At that junction and looking south toward the bottom end of Manhattan, the street sort of curves slightly right-handed down toward Times Square. It’s only a few blocks… and yet, as you trudge down toward all that the neon flashing in the distance, its like walking into the set of (say) Blade Runner. OK, so that film was still a couple years away but, you get the idea.

The next again morning, I woke unfeasibly early… one’s body-clock is absolutely fucked by this international travel malarkey and so, at about 4am I’m wide awake. What to do? There’s only one person in Manhattan I know and, I can’t call him just yet… Oh, I know… I’ll switch on the tv. Whatever the programme was, it goes straight in to an ad break. And, the very first bit of American TV I saw was… an ad for… Preparation H… hemorrhoid cream. Smashing.

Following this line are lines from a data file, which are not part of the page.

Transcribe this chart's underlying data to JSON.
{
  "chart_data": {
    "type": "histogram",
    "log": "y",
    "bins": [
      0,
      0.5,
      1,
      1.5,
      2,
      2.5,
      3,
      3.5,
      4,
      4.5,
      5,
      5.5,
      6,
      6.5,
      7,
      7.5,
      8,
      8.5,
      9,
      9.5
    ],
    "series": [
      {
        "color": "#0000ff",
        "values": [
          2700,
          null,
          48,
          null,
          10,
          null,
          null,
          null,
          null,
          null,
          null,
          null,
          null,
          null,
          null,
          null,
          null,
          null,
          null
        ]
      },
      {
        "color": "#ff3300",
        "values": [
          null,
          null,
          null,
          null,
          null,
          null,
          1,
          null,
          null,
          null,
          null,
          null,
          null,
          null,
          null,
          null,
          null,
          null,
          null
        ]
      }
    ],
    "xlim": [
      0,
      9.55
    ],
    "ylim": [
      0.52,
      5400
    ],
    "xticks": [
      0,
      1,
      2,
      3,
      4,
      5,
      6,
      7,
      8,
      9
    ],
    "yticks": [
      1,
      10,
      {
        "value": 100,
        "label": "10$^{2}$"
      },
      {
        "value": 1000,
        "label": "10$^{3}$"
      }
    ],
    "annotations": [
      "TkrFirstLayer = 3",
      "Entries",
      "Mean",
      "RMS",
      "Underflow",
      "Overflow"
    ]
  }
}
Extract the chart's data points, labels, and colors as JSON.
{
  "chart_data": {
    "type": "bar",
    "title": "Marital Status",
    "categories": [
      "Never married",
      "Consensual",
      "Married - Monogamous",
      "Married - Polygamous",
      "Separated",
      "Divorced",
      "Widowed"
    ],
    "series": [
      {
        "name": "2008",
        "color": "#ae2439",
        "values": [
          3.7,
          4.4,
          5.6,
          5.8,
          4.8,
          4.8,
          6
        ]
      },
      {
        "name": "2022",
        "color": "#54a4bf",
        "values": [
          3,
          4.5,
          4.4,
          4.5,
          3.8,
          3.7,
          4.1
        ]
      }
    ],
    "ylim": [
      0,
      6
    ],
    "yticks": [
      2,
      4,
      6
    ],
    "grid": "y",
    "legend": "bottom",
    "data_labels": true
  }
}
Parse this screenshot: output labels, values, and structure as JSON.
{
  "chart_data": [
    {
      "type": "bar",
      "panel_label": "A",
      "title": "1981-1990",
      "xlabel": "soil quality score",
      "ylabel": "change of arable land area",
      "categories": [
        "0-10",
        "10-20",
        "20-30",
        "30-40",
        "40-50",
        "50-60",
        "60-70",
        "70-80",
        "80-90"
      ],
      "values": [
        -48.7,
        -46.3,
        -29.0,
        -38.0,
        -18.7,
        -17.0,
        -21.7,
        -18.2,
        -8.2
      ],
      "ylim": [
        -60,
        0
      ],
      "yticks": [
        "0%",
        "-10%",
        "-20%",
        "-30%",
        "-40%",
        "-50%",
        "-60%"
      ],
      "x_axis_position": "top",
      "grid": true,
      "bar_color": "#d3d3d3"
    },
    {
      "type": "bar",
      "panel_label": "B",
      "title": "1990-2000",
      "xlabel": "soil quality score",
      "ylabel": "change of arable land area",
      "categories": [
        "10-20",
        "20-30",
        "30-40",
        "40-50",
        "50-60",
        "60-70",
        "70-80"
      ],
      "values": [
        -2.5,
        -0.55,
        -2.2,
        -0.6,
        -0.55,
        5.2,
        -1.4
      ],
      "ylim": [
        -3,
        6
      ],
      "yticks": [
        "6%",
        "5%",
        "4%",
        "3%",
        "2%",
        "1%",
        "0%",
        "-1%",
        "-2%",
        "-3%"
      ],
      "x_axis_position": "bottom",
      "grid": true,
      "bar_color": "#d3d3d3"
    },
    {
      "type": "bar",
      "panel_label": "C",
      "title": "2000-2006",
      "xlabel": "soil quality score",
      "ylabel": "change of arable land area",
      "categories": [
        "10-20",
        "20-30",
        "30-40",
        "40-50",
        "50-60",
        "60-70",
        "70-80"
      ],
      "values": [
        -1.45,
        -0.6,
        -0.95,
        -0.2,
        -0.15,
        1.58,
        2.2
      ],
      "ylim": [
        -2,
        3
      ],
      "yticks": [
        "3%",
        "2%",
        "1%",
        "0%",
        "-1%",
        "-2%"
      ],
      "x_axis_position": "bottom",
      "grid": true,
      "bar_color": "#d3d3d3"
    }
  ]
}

Since MF hasn't got anything to do ‘til the afternoon, that means I’ve a free morning and, by now fed up with watching adverts for intimate ailments, I head off for a walk in the general direction of the Upper East Side 'cos that's the locale of the only person I know in this strange metrop I've tipped up in.

I’m not entirely sure where his lair is, of course, but guided by the sun I figure it has to be... that-a-way.

Skyscrapers… concrete canyons… hustle… bustle… the bums on the sidewalks… the drunks with their brown paper-bag covered liquor bottles… and the bag-ladies pushing their trollies… the air bisected by the billowing steam rising from the pavement grills like so much fog… the suits and briefcases scurrying, coffee in hand... the punks... the tourists like me (pretending to be anything other). Everyone talking loudly. I’m lost but at home.

Intent on calling the only person I know in New York, I find a pay ‘phone – don’t forget, this was aeons before everyone walked around with a cell ‘phone clamped to his or her ear… and long before the side-stepping of people texting while walking became an Olympic sport.

I push my coins in… and, after a few moments, the Singer of Songs answers. He sounds perplexed; ‘Crikey… what on earth are you doing here..? I explain. ‘Splendid’ says he, ‘Are you nearby? Can you come over for coffee? He gives me directions but, basically, that’s pretty hopeless ‘cos, within minutes, I’m lost… I’m a stranger in a strange land and a cab further uptown has to be the best solution.

We spend the morning together, drinking a lot of coffee… and he plays me a few tunes he’s working on with another chap called Pete. His deal with Island is over but, even so, he’s been writing… looks fitter than fit and slimmer than slim from daily runs around Central Park – and the songs sound really good. They’re thinking of maybe making a record… perhaps shopping it round a bit.

Fast forward a good few months and a new record pops up on the release schedule. It’s by The Rivits – the Singer of Songs did make the record he said he was planning to.

And, the final track on side one is something I’d heard months back as a rough sketch; it tells the tale of Connie and Clem The Clean and extols the dreams of the ghosts whose own shoes… some frayed, some torn, some perfectly polished… trod those self-same sidewalks that I’d walked.